Assim, o outrora cidadão de bem, com capital emocional inflado e impulsividade vazando por brechas narcísicas, resta, no mais das vezes, como peça de sustentação do turbilhão de idiotices que devasta a civilidade e instaura cenários tristes de se ver. Nessa lógica, um imbecil vira um líder incontestável quando a turba de seguidores, cuspidores de curtidas e visualizações alça a sua insignificância à casa dos milhões de seguidores e das centenas de visualizações, compartilhamentos e curtidas diárias, coisa que movimenta um intenso mercado de anunciantes e rende fortunas mensais a essa espécie de flautista de Hamelin, genericamente chamado de influencer.

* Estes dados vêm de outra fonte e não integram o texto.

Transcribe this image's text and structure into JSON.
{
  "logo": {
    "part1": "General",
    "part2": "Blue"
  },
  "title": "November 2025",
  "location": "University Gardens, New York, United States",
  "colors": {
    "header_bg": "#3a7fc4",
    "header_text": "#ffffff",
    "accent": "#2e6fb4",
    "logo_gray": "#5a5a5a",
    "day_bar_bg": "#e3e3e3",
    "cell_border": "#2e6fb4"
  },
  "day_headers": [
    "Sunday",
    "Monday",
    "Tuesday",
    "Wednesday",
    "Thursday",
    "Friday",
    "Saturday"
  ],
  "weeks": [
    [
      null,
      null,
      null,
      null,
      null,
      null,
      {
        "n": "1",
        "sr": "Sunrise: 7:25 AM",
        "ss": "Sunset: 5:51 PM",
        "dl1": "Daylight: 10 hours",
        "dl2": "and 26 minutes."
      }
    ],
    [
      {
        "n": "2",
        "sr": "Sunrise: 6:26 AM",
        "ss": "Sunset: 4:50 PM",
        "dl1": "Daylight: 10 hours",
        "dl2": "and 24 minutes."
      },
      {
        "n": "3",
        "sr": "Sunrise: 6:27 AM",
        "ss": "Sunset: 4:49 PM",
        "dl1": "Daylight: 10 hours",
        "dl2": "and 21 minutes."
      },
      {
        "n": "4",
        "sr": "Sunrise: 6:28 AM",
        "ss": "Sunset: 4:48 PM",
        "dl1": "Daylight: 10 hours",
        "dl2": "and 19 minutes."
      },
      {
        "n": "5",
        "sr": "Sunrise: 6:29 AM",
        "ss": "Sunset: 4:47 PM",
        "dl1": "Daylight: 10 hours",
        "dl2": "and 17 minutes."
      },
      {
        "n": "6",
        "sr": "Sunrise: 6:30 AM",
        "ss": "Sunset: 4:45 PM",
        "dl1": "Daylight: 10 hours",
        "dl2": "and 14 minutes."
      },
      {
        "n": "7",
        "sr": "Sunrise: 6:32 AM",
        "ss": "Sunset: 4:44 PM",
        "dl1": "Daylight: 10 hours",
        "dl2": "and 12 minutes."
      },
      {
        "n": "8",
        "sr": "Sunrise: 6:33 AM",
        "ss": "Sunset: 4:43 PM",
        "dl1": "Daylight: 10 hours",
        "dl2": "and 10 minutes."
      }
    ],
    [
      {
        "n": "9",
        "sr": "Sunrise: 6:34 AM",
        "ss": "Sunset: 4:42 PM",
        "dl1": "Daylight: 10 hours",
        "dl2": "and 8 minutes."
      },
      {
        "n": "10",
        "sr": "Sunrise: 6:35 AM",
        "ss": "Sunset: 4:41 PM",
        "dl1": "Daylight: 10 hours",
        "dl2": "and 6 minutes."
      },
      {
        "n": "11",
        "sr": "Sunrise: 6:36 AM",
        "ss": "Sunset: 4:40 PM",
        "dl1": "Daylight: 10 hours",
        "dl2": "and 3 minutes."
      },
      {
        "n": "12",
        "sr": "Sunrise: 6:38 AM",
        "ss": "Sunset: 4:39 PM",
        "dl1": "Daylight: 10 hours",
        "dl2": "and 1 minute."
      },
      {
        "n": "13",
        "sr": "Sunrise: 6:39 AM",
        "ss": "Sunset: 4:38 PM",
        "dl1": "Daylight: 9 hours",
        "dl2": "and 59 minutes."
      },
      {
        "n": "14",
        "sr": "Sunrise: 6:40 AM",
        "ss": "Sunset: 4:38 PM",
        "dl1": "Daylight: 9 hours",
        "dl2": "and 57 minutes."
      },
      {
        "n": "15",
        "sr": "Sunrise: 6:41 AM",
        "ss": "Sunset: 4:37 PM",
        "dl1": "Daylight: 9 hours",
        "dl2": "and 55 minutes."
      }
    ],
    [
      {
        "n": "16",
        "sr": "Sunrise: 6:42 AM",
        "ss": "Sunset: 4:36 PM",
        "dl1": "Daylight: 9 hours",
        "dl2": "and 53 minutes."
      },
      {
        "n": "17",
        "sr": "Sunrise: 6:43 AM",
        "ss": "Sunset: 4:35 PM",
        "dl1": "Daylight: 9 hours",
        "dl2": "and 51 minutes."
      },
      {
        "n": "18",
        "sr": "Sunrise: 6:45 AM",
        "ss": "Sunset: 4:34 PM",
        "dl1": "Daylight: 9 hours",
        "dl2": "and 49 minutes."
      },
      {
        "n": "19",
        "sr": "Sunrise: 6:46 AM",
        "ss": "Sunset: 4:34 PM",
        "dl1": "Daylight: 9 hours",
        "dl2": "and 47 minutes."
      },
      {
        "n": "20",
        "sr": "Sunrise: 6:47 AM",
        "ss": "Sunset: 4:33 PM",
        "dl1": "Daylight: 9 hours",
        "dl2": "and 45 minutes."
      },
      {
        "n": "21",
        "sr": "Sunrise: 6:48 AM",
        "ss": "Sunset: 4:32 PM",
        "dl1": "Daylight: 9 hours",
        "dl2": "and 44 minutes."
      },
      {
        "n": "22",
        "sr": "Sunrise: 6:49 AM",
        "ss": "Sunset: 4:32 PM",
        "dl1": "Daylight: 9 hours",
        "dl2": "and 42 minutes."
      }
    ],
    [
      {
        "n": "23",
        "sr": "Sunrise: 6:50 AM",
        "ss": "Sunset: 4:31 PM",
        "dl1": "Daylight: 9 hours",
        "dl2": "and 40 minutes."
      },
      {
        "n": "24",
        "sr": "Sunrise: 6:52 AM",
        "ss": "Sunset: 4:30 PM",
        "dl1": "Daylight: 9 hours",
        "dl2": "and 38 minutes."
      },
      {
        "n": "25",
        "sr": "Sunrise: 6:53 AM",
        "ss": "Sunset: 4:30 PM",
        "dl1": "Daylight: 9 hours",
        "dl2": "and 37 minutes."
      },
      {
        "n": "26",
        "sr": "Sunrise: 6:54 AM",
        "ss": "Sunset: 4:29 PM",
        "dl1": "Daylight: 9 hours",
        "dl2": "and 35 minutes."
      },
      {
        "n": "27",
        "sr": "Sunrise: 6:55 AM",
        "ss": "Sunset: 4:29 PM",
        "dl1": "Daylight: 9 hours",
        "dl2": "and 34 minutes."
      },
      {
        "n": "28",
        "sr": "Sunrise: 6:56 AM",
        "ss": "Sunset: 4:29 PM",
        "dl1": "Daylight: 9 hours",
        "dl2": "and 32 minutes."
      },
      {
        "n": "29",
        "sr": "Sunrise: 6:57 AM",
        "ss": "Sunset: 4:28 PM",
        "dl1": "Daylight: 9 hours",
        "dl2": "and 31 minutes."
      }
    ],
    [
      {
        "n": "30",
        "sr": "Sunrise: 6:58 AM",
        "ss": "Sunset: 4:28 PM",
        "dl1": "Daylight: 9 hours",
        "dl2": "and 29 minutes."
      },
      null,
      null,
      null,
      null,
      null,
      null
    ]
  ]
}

Diante da facilidade de ganhar dinheiro, o imbecil reforça o engajamento em suas redes aumentando a intensidade das idiotices. Não importa se o que posta é contraditório, antiético, desonesto ou mentiroso, importa que está aumentando os seguidores, os likes e visualizações, importa que está, como dizem, bombando, lacrando, fazendo dinheiro fácil. Dias atrás um desses flautistas virtuais foi às redes dizer que um livro literário era imoral e pervertido porque continha referências a drogas e sexo. Bastou isso para uma suposta universidade particular retirar o romance da lista do vestibular, o que é espantoso.

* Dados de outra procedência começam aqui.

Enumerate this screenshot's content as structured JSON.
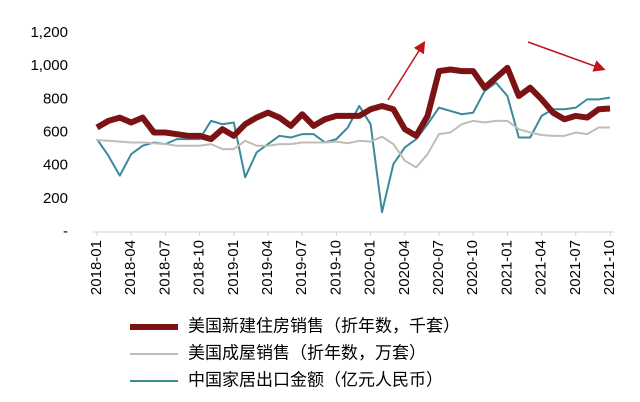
{
  "chart_data": {
    "type": "line",
    "categories": [
      "2018-01",
      null,
      null,
      "2018-04",
      null,
      null,
      "2018-07",
      null,
      null,
      "2018-10",
      null,
      null,
      "2019-01",
      null,
      null,
      "2019-04",
      null,
      null,
      "2019-07",
      null,
      null,
      "2019-10",
      null,
      null,
      "2020-01",
      null,
      null,
      "2020-04",
      null,
      null,
      "2020-07",
      null,
      null,
      "2020-10",
      null,
      null,
      "2021-01",
      null,
      null,
      "2021-04",
      null,
      null,
      "2021-07",
      null,
      null,
      "2021-10"
    ],
    "series": [
      {
        "name": "美国新建住房销售（折年数，千套）",
        "color": "#7b1315",
        "line_width": 6,
        "values": [
          630,
          670,
          690,
          660,
          690,
          600,
          600,
          590,
          580,
          580,
          560,
          620,
          580,
          650,
          690,
          720,
          690,
          640,
          710,
          640,
          680,
          700,
          700,
          700,
          740,
          760,
          740,
          620,
          580,
          700,
          970,
          980,
          970,
          970,
          870,
          930,
          990,
          820,
          870,
          800,
          720,
          680,
          700,
          690,
          740,
          745
        ]
      },
      {
        "name": "美国成屋销售（折年数，万套）",
        "color": "#bfbdb4",
        "line_width": 2,
        "values": [
          555,
          550,
          545,
          540,
          540,
          535,
          530,
          520,
          520,
          520,
          530,
          500,
          500,
          550,
          520,
          520,
          530,
          530,
          540,
          540,
          540,
          545,
          535,
          550,
          545,
          575,
          530,
          430,
          390,
          470,
          590,
          600,
          650,
          670,
          660,
          670,
          670,
          620,
          600,
          585,
          580,
          580,
          600,
          590,
          630,
          630
        ]
      },
      {
        "name": "中国家居出口金额（亿元人民币）",
        "color": "#3a8a9b",
        "line_width": 2,
        "values": [
          560,
          460,
          340,
          470,
          520,
          540,
          530,
          560,
          560,
          560,
          670,
          650,
          660,
          330,
          480,
          530,
          580,
          570,
          590,
          590,
          540,
          560,
          630,
          760,
          650,
          120,
          410,
          510,
          560,
          650,
          750,
          730,
          710,
          720,
          850,
          900,
          820,
          570,
          570,
          700,
          740,
          740,
          750,
          800,
          800,
          810
        ]
      }
    ],
    "ylim": [
      0,
      1200
    ],
    "yticks": [
      {
        "value": 0,
        "label": "-"
      },
      200,
      400,
      600,
      800,
      {
        "value": 1000,
        "label": "1,000"
      },
      {
        "value": 1200,
        "label": "1,200"
      }
    ]
  }
}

O comentário do tal youtuber, outro nome para influencer, denota uma ignorância brutal sobre as funções da literatura e sobre o que qualifica um livro para o vestibular. Provavelmente, o influenciador não tem hábito de leitura e nem leu o livro que criticou. Se tivesse lido, talvez se sensibilizasse com o terror que uma mineradora estava fazendo na cidade onde passa a história, ou com como a vida de uma criança num lar desajustado, perdido na pobreza e na falta de assistência pode produzir um adulto com sérios transtornos mentais, incapaz de viver uma vida tranquila. O grave não é a opinião grosseira, movida por princípios falsos e desinformação, que ele veiculou. Opinião é opinião. Conhecimentos e fatos são coisas diferentes que nem sempre habitam opiniões, infelizmente. O lastimável de tudo mesmo é uma instituição cuja função é produzir ciência e transmitir conhecimentos, amparada em rigor metodológico e científico, acatar a opinião tosca de um falastrão de internet apenas porque ele tem seguidores. Não há dúvidas nesse caso de que o comportamento da referida instituição depõe contra sua condição de universidade.

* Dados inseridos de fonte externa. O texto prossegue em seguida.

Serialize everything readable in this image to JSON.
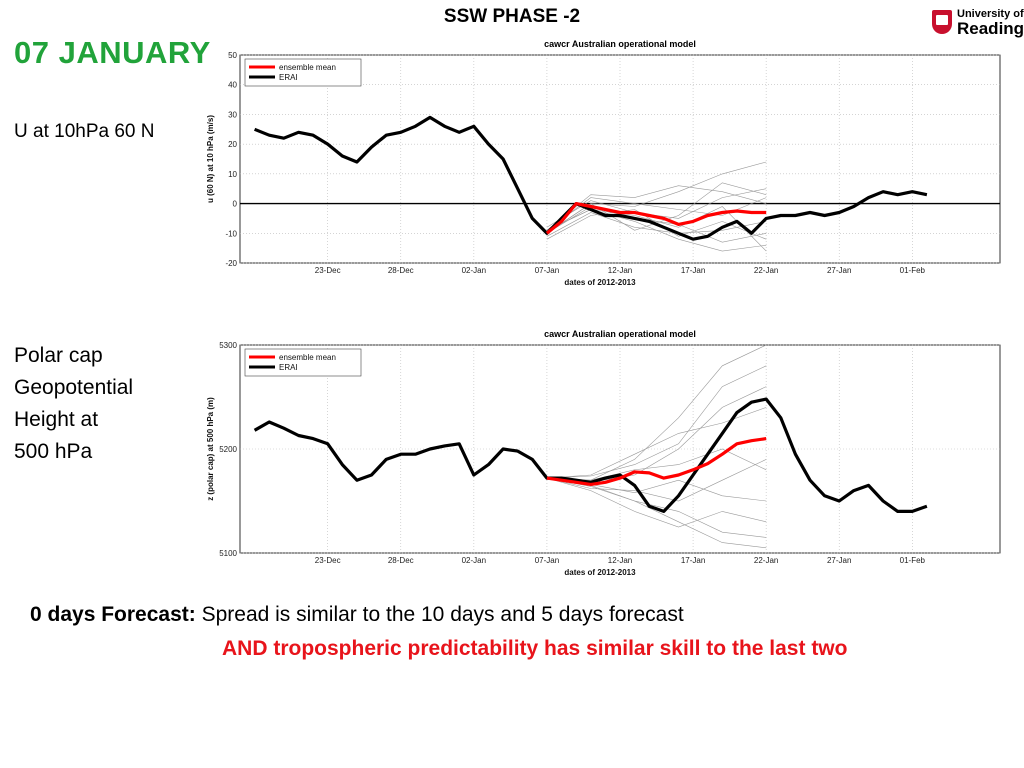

O livro que feriu os supostos brios morais do flautista online é o excelente romance do escritor Marçal Aquino, “Eu receberia as piores notícias dos seus lindos lábios” e trata do amor, suas vicissitudes e intermitências: do amor de um menino por uma história; do amor de um bancário por sua colega de trabalho; do amor de uma dona de hospedagem por um hóspede; do amor de um hospede por uma moça que viu num porta-retratos de loja; do amor de um pastor pela esposa falecida e por uma prostituta; do amor de uma moça jovem, abandonada na vida desde criança, por um fotógrafo, do amor dos personagens centrais por fotografia.
Diante da rasa opinião do influencer, pasmem, eleito a deputado federal por seus seguidores, fico pensando nos próximos livros a serem corroídos por sua ignorância e me vem à cabeça uma questão rasa bem ao estilo dele: já pensou no que vai acontecer se o tal youtuber, “defensor da família, da religião e dos bons costumes”, souber que a Bíblia, de entrada, registra um irmão matando o outro e logo à frente conta a história de duas filhas que transaram com o pai e engravidaram produzindo filhos-netos para o genitor e sobrinhos-irmãos para si mesmas? A ignorância vive na superfície e cria monstros que devoram a superfície como se tivessem salvando-a do caos. Há braços!